Prins/coupure réductrice - Synthèse du (+)-cryptocaryol A

III. Application : synthèse totale du (+)-cryptocaryol A

II.58. Afin de contrôler la stéréochimie du centre créé en C14, nous avons envisagé d’utiliser

les conditions de Paterson, à savoir l’utilisation de chlorodialkylborane.64,65 Nous avons donc formé l’énolate de bore de la cétone II.58,158 qui a été mis en réaction avec l’aldéhyde II.63, pour conduire après traitement oxydant aux produits d’aldolisation II.64 et II.65. Plusieurs conditions ont été testées, en faisant varier à la fois le borane utilisé, le solvant et la température de l’aldolisation ainsi que celle du traitement oxydant.

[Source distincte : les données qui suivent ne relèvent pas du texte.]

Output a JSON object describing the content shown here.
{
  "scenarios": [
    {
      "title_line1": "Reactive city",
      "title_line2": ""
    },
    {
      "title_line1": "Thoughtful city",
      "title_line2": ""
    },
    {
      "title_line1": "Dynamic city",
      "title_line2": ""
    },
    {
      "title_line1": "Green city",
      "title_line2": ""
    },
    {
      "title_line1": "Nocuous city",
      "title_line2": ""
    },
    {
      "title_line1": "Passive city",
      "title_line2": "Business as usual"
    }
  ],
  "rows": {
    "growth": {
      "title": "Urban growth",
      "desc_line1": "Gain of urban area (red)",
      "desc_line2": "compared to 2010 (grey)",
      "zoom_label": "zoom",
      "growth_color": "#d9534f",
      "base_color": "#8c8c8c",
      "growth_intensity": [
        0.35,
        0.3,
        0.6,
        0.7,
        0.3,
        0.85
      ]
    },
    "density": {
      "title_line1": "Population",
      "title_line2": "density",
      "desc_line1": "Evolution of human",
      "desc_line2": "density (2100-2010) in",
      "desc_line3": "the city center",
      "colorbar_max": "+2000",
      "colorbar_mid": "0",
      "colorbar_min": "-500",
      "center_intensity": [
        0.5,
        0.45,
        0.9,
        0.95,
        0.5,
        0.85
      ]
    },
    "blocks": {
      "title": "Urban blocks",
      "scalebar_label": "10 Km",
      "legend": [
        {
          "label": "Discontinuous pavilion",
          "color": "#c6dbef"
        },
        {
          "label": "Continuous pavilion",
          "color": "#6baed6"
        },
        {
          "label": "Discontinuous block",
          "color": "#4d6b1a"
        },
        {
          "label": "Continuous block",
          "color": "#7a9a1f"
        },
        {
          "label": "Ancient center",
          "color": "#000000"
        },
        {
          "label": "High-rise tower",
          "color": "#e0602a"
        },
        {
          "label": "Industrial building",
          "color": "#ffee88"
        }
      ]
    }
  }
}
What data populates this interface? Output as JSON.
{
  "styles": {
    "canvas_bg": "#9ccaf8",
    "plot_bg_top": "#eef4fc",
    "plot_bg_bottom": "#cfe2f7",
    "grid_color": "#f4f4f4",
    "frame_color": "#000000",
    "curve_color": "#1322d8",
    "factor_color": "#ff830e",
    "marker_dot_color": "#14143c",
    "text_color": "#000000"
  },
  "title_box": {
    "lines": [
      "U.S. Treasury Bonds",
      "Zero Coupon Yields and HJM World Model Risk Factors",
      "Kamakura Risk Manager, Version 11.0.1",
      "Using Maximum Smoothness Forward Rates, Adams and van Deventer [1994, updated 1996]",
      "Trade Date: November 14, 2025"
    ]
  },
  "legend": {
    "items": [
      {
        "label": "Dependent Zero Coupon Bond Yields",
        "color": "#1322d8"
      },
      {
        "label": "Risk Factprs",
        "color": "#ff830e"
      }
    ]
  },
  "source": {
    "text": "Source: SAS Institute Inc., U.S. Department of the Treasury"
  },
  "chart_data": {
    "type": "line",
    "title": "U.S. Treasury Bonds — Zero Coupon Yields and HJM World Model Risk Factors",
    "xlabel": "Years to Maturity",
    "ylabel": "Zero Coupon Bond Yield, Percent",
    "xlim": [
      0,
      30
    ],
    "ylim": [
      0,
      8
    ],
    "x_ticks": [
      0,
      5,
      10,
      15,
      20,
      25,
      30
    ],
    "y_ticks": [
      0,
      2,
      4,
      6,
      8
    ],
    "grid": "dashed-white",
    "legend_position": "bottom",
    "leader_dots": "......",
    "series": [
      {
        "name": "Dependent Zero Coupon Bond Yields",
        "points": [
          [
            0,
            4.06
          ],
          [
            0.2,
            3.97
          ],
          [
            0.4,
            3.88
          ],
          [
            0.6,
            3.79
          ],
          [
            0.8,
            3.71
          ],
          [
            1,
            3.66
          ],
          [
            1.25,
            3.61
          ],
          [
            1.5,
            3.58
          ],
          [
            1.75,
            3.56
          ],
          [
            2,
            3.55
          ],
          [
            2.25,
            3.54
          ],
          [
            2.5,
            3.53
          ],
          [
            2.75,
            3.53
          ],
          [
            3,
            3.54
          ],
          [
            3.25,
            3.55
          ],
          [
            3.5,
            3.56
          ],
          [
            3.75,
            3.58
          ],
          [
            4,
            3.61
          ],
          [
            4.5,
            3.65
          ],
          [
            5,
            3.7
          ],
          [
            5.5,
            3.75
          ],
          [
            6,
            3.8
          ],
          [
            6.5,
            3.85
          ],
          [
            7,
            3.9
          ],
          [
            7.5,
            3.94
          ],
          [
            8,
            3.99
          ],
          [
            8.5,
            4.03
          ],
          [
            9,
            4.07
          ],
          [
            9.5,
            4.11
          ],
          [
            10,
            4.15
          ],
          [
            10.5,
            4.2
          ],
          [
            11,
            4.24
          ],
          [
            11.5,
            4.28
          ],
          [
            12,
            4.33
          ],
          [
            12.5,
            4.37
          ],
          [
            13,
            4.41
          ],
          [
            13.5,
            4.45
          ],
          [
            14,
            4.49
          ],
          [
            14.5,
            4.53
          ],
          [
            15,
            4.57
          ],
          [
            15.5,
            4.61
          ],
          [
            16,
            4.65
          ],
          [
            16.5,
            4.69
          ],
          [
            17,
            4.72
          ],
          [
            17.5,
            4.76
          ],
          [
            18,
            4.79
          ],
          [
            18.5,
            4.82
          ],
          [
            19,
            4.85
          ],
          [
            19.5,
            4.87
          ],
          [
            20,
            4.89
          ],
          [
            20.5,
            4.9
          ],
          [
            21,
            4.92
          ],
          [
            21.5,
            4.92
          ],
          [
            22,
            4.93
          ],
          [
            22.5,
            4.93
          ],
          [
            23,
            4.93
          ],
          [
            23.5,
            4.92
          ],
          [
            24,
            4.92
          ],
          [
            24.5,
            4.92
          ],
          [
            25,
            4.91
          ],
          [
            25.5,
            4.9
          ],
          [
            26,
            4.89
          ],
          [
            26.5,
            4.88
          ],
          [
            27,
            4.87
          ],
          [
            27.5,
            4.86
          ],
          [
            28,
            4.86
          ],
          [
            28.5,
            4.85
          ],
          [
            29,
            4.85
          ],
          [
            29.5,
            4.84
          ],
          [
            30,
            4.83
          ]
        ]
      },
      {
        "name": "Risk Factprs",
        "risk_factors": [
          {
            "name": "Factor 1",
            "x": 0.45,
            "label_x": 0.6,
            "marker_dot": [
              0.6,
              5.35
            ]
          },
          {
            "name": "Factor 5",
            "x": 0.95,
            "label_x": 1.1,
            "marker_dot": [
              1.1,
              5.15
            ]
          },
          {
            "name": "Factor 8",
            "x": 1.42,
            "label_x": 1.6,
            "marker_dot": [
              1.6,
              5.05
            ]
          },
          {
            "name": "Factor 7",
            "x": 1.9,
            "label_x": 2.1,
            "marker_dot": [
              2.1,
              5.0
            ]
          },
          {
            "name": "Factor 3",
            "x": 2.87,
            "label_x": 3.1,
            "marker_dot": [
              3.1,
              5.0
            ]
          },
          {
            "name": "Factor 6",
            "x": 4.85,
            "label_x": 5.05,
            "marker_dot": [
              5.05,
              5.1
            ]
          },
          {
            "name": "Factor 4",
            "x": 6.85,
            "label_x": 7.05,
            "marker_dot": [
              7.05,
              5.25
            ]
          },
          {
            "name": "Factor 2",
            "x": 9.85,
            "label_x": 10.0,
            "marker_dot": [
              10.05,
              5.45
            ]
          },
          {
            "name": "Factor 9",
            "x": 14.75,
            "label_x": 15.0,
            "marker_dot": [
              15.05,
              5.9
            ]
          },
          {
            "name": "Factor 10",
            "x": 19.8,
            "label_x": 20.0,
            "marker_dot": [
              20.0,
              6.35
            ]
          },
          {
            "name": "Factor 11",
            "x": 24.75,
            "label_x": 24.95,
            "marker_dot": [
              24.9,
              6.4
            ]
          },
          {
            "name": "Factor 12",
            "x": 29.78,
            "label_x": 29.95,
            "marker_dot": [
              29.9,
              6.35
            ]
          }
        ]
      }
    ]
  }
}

Les résultats sont regroupés dans le Tableau 8 ci-dessous.

Dans un premier essai, nous avons effectué la réaction d’aldolisation en présence de chlorodicyclohexylborane (Cy2BCl) dans l’éther, de –78 °C à température ambiante. Dans ces conditions, nous avons observé une rétroaldolisation lors de la remontée en température et seul l’aldéhyde II.63 a été détecté après traitement (Tableau 8, entrée 1). Nous avons reproduit la réaction à plus basse température (de –78 °C à –20 °C) (Tableau 8, entrée 2) et après traitement les composés II.64 et II.65 ont été isolés sont la forme d’un mélange dont les proportions n’ont pas pu être déterminées, ce mélange contenant également l’aldéhyde résiduel II.63 ; le rendement estimé par RMN 1H pour ces deux diastéréoisomères II.64 et II.65 est de 13%.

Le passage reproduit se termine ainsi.